If you do business with a company and their software automatically generates a confirmation and then, later, sends you tracking numbers----you will NOT receive them, unless you have an "open door" for those communications to come to you.

So, if you order, best to set your email to accept mail from that domain name.

FWIW
 
To those who think spam can be blocked by the ISP easily but won't because of getting paid to pass it to users: 1) Please share how - spam's a major consumer of my resources, and 2) who do I contact to get my checks, mine is over a dozen years late. (Tahiti here I come!)

Obviously, this seems to be an "I read it on the internet, therefire, it must be true."


No offense intended. I am sorry.
 
I have Ubuntu and is great for non virus issues(until someone decides to write one for Ubuntu). Less Email spam, I don't think. I still get them-or used to. I also added another email address. Buuut, they've started coming in again, after I bought something on ebay.
Russ

+ on Linux was just talking over some stuff with my brother

Levi Woodard
Sent from my DROID RAZR using Forum Runner
 
Obviously, this seems to be an "I read it on the internet, therefire, it must be true."


No offense intended. I am sorry.

It's no problem. I've been battling spam, and have participated in group efforts to do so, for years. It's actually a bigger problem for ISPs than the end user. We pay (sometimes dearly for quality routing) for internet bandwidth, spam can soak up a signification portion on that. Bandwidth we could otherwise put to better use actually serving our customers. Between dealing with spammers and attackers (often the same people) sometimes all night long, I've thought about getting out more than once.
 
Go back and check the list. Linux virus have been out since 1996. The reason Linux gets this myth about being secure from virus has as much or more to do with desktop market share (< 2%). Why write a virus that 98 out of 100 potential targets simply don't apply. Same with Mac (< 8%).

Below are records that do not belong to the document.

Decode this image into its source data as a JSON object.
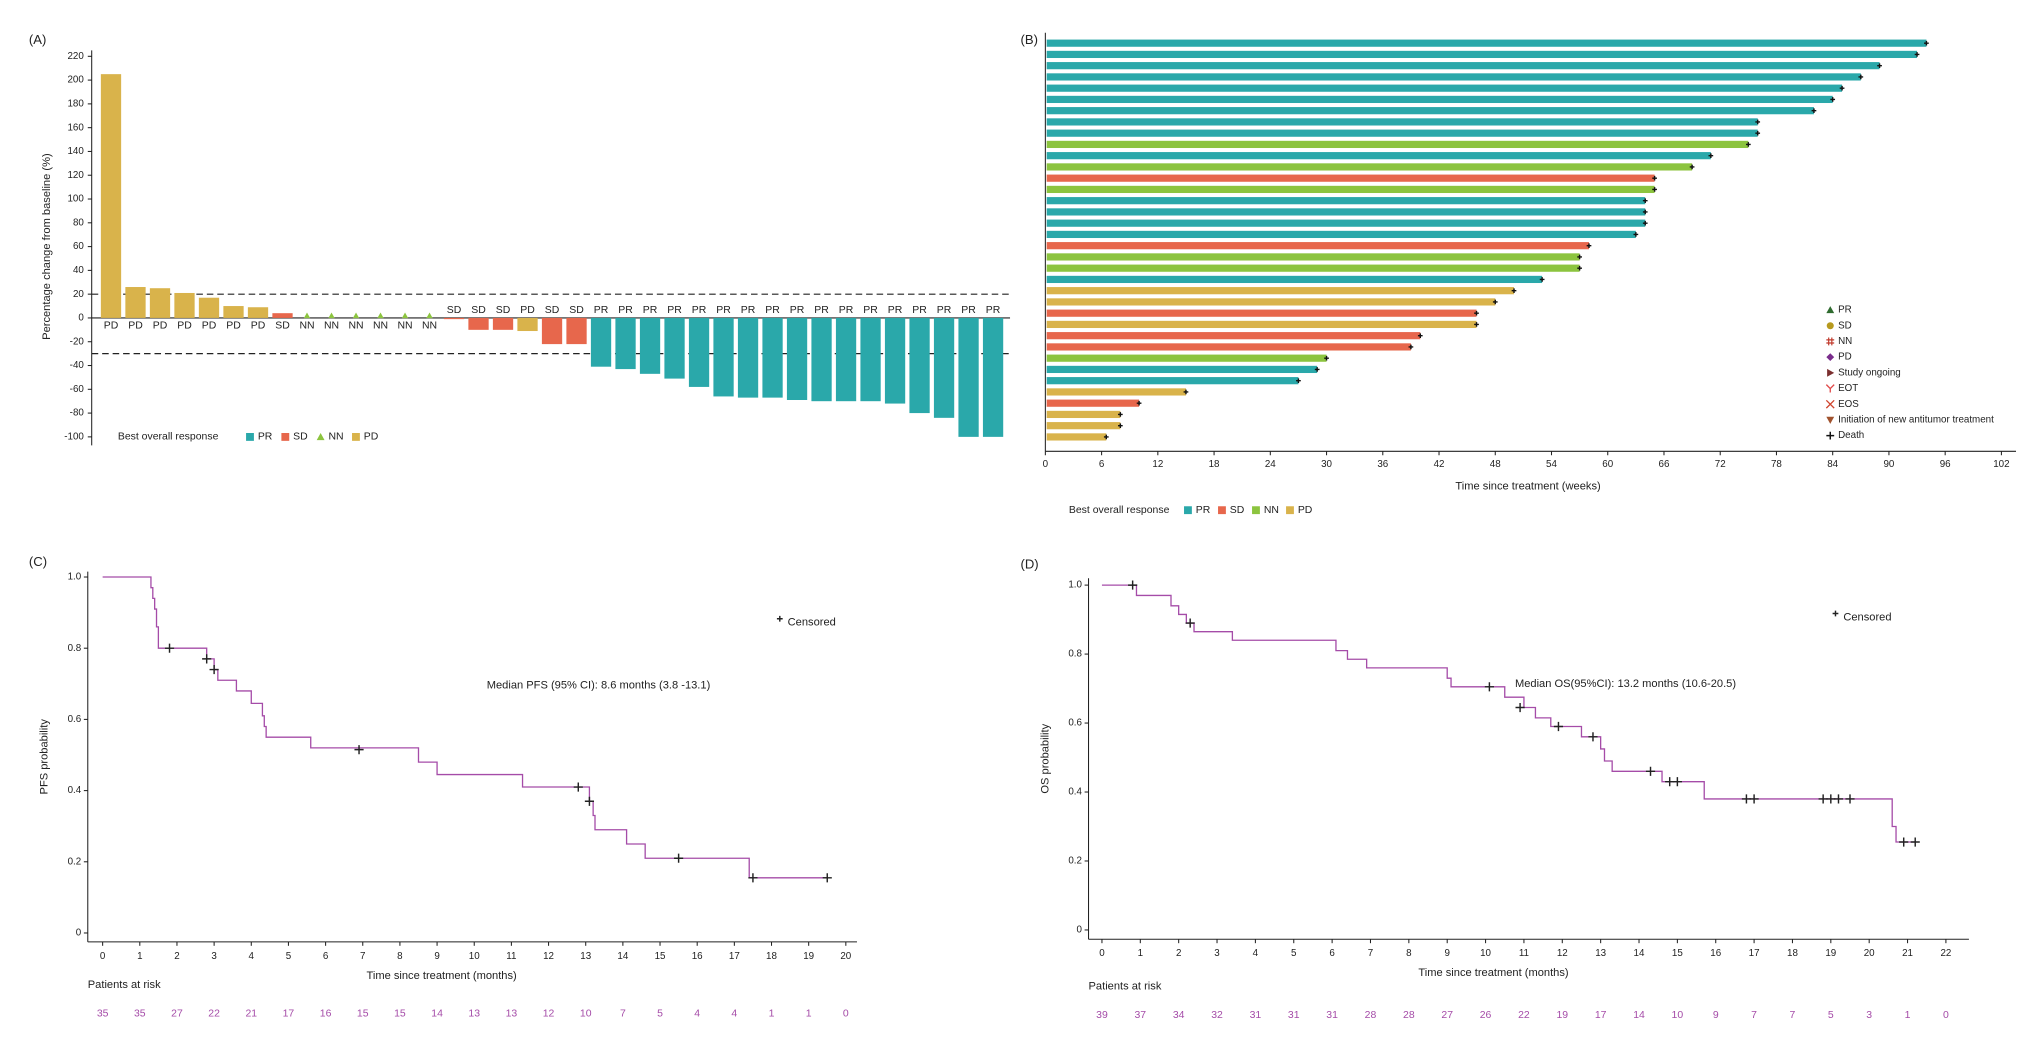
{
  "chart_data": [
    {
      "type": "waterfall",
      "panel": "(A)",
      "ylabel": "Percentage change from baseline (%)",
      "categories": [
        "PD",
        "PD",
        "PD",
        "PD",
        "PD",
        "PD",
        "PD",
        "SD",
        "NN",
        "NN",
        "NN",
        "NN",
        "NN",
        "NN",
        "SD",
        "SD",
        "SD",
        "PD",
        "SD",
        "SD",
        "PR",
        "PR",
        "PR",
        "PR",
        "PR",
        "PR",
        "PR",
        "PR",
        "PR",
        "PR",
        "PR",
        "PR",
        "PR",
        "PR",
        "PR",
        "PR",
        "PR"
      ],
      "values": [
        205,
        26,
        25,
        21,
        17,
        10,
        9,
        4,
        0,
        0,
        0,
        0,
        0,
        0,
        -1,
        -10,
        -10,
        -11,
        -22,
        -22,
        -41,
        -43,
        -47,
        -51,
        -58,
        -66,
        -67,
        -67,
        -69,
        -70,
        -70,
        -70,
        -72,
        -80,
        -84,
        -100,
        -100
      ],
      "ylim": [
        -105,
        225
      ],
      "yticks": [
        -100,
        -80,
        -60,
        -40,
        -20,
        0,
        20,
        40,
        60,
        80,
        100,
        120,
        140,
        160,
        180,
        200,
        220
      ],
      "reference_lines": [
        20,
        -30
      ],
      "legend_title": "Best overall response",
      "legend": [
        {
          "name": "PR",
          "color": "#2aa8aa"
        },
        {
          "name": "SD",
          "color": "#e7674c"
        },
        {
          "name": "NN",
          "color": "#8cc43f"
        },
        {
          "name": "PD",
          "color": "#d9b34b"
        }
      ]
    },
    {
      "type": "swimmer",
      "panel": "(B)",
      "xlabel": "Time since treatment (weeks)",
      "xlim": [
        0,
        103
      ],
      "xticks": [
        0,
        6,
        12,
        18,
        24,
        30,
        36,
        42,
        48,
        54,
        60,
        66,
        72,
        78,
        84,
        90,
        96,
        102
      ],
      "legend_title": "Best overall response",
      "series": [
        {
          "name": "PR",
          "color": "#2aa8aa",
          "values": [
            94,
            93,
            89,
            87,
            85,
            84,
            82,
            76,
            76,
            null,
            71,
            null,
            null,
            null,
            64,
            64,
            64,
            63,
            null,
            null,
            null,
            53,
            null,
            null,
            null,
            null,
            null,
            null,
            null,
            29,
            27,
            null,
            null,
            null,
            null,
            null
          ]
        },
        {
          "name": "SD",
          "color": "#e7674c",
          "values": [
            null,
            null,
            null,
            null,
            null,
            null,
            null,
            null,
            null,
            null,
            null,
            null,
            65,
            null,
            null,
            null,
            null,
            null,
            58,
            null,
            null,
            null,
            null,
            null,
            46,
            null,
            40,
            39,
            null,
            null,
            null,
            null,
            10,
            null,
            null,
            null
          ]
        },
        {
          "name": "NN",
          "color": "#8cc43f",
          "values": [
            null,
            null,
            null,
            null,
            null,
            null,
            null,
            null,
            null,
            75,
            null,
            69,
            null,
            65,
            null,
            null,
            null,
            null,
            null,
            57,
            57,
            null,
            null,
            null,
            null,
            null,
            null,
            null,
            30,
            null,
            null,
            null,
            null,
            null,
            null,
            null
          ]
        },
        {
          "name": "PD",
          "color": "#d9b34b",
          "values": [
            null,
            null,
            null,
            null,
            null,
            null,
            null,
            null,
            null,
            null,
            null,
            null,
            null,
            null,
            null,
            null,
            null,
            null,
            null,
            null,
            null,
            null,
            50,
            48,
            null,
            46,
            null,
            null,
            null,
            null,
            null,
            15,
            null,
            8,
            8,
            6.5
          ]
        }
      ],
      "event_legend": [
        {
          "name": "PR",
          "symbol": "triangle",
          "color": "#2f6b2f"
        },
        {
          "name": "SD",
          "symbol": "circle",
          "color": "#b79a1e"
        },
        {
          "name": "NN",
          "symbol": "hash",
          "color": "#c0392b"
        },
        {
          "name": "PD",
          "symbol": "diamond",
          "color": "#7a2d8c"
        },
        {
          "name": "Study ongoing",
          "symbol": "right",
          "color": "#7b2f2f"
        },
        {
          "name": "EOT",
          "symbol": "y",
          "color": "#e04848"
        },
        {
          "name": "EOS",
          "symbol": "x",
          "color": "#d0452f"
        },
        {
          "name": "Initiation of new antitumor treatment",
          "symbol": "down",
          "color": "#a0522d"
        },
        {
          "name": "Death",
          "symbol": "plus",
          "color": "#111111"
        }
      ]
    },
    {
      "type": "kaplan_meier",
      "panel": "(C)",
      "ylabel": "PFS probability",
      "xlabel": "Time since treatment (months)",
      "color": "#a54ca8",
      "censor_label": "Censored",
      "median_text": "Median PFS (95% CI): 8.6 months (3.8 -13.1)",
      "x": [
        0,
        1.3,
        1.35,
        1.4,
        1.45,
        1.5,
        2.8,
        3.0,
        3.1,
        3.6,
        4.0,
        4.3,
        4.35,
        4.4,
        5.6,
        8.5,
        9.0,
        11.3,
        13.1,
        13.2,
        13.25,
        14.1,
        14.6,
        17.4,
        19.5
      ],
      "values": [
        1,
        0.97,
        0.94,
        0.91,
        0.86,
        0.8,
        0.77,
        0.74,
        0.71,
        0.68,
        0.645,
        0.61,
        0.58,
        0.55,
        0.52,
        0.48,
        0.445,
        0.41,
        0.37,
        0.33,
        0.29,
        0.25,
        0.21,
        0.155,
        0.155
      ],
      "censored_x": [
        1.8,
        2.8,
        3.0,
        6.9,
        12.8,
        13.1,
        15.5,
        17.5,
        19.5
      ],
      "censored_y": [
        0.8,
        0.77,
        0.74,
        0.515,
        0.41,
        0.37,
        0.21,
        0.155,
        0.155
      ],
      "xlim": [
        -0.4,
        20.3
      ],
      "ylim": [
        -0.025,
        1.015
      ],
      "xticks": [
        0,
        1,
        2,
        3,
        4,
        5,
        6,
        7,
        8,
        9,
        10,
        11,
        12,
        13,
        14,
        15,
        16,
        17,
        18,
        19,
        20
      ],
      "yticks": [
        0,
        0.2,
        0.4,
        0.6,
        0.8,
        {
          "value": 1,
          "label": "1.0"
        }
      ],
      "risk_label": "Patients at risk",
      "risk_values": [
        35,
        35,
        27,
        22,
        21,
        17,
        16,
        15,
        15,
        14,
        13,
        13,
        12,
        10,
        7,
        5,
        4,
        4,
        1,
        1,
        0
      ]
    },
    {
      "type": "kaplan_meier",
      "panel": "(D)",
      "ylabel": "OS probability",
      "xlabel": "Time since treatment (months)",
      "color": "#a54ca8",
      "censor_label": "Censored",
      "median_text": "Median OS(95%CI): 13.2 months (10.6-20.5)",
      "x": [
        0,
        0.9,
        1.8,
        2.0,
        2.2,
        2.4,
        3.4,
        6.1,
        6.4,
        6.9,
        9.0,
        9.1,
        10.5,
        11.0,
        11.3,
        11.7,
        12.5,
        13.0,
        13.1,
        13.3,
        14.6,
        15.7,
        20.6,
        20.7,
        21.2
      ],
      "values": [
        1,
        0.97,
        0.94,
        0.915,
        0.89,
        0.865,
        0.84,
        0.81,
        0.785,
        0.76,
        0.73,
        0.705,
        0.675,
        0.645,
        0.615,
        0.59,
        0.56,
        0.525,
        0.49,
        0.46,
        0.43,
        0.38,
        0.3,
        0.255,
        0.255
      ],
      "censored_x": [
        0.8,
        2.3,
        10.1,
        10.9,
        11.9,
        12.8,
        14.3,
        14.8,
        15.0,
        16.8,
        17.0,
        18.8,
        19.0,
        19.2,
        19.5,
        20.9,
        21.2
      ],
      "censored_y": [
        1,
        0.89,
        0.705,
        0.645,
        0.59,
        0.56,
        0.46,
        0.43,
        0.43,
        0.38,
        0.38,
        0.38,
        0.38,
        0.38,
        0.38,
        0.255,
        0.255
      ],
      "xlim": [
        -0.35,
        22.6
      ],
      "ylim": [
        -0.027,
        1.02
      ],
      "xticks": [
        0,
        1,
        2,
        3,
        4,
        5,
        6,
        7,
        8,
        9,
        10,
        11,
        12,
        13,
        14,
        15,
        16,
        17,
        18,
        19,
        20,
        21,
        22
      ],
      "yticks": [
        0,
        0.2,
        0.4,
        0.6,
        0.8,
        {
          "value": 1,
          "label": "1.0"
        }
      ],
      "risk_label": "Patients at risk",
      "risk_values": [
        39,
        37,
        34,
        32,
        31,
        31,
        31,
        28,
        28,
        27,
        26,
        22,
        19,
        17,
        14,
        10,
        9,
        7,
        7,
        5,
        3,
        1,
        0
      ]
    }
  ]
}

Before you think I'm trying to bash Linux (pun intended), I started with kernel 0.99 around patch level 10? or so... back when we had to compile our own kernels. Often overnight, only to find it failed in the morning.
 
Go back and check the list. Linux virus have been out since 1996. The reason Linux gets this myth about being secure from virus has as much or more to do with desktop market share (< 2%). Why write a virus that 98 out of 100 potential targets simply don't apply. Same with Mac (< 8%).

Before you think I'm trying to bash Linux (pun intended), I started with kernel 0.99 around patch level 10? or so... back when we had to compile our own kernels. Often overnight, only to find it failed in the morning.


I agree and thats why I had thought Linux was, while not safe from virus, at least low worries, because of what you just wrote. Why bother with Ubuntu? But I reckon some its a target anyway.

And I don't care whether or not you might be bashing Ubuntu or not, I don't have any connections with them. Just use the OS, since I had many viruses with my old PC.

But, again, thanks for the info, even though its low worries when placed alongside a PC. Actually, I'm about to buy a PC, given limitations on what I can run on Ubuntu.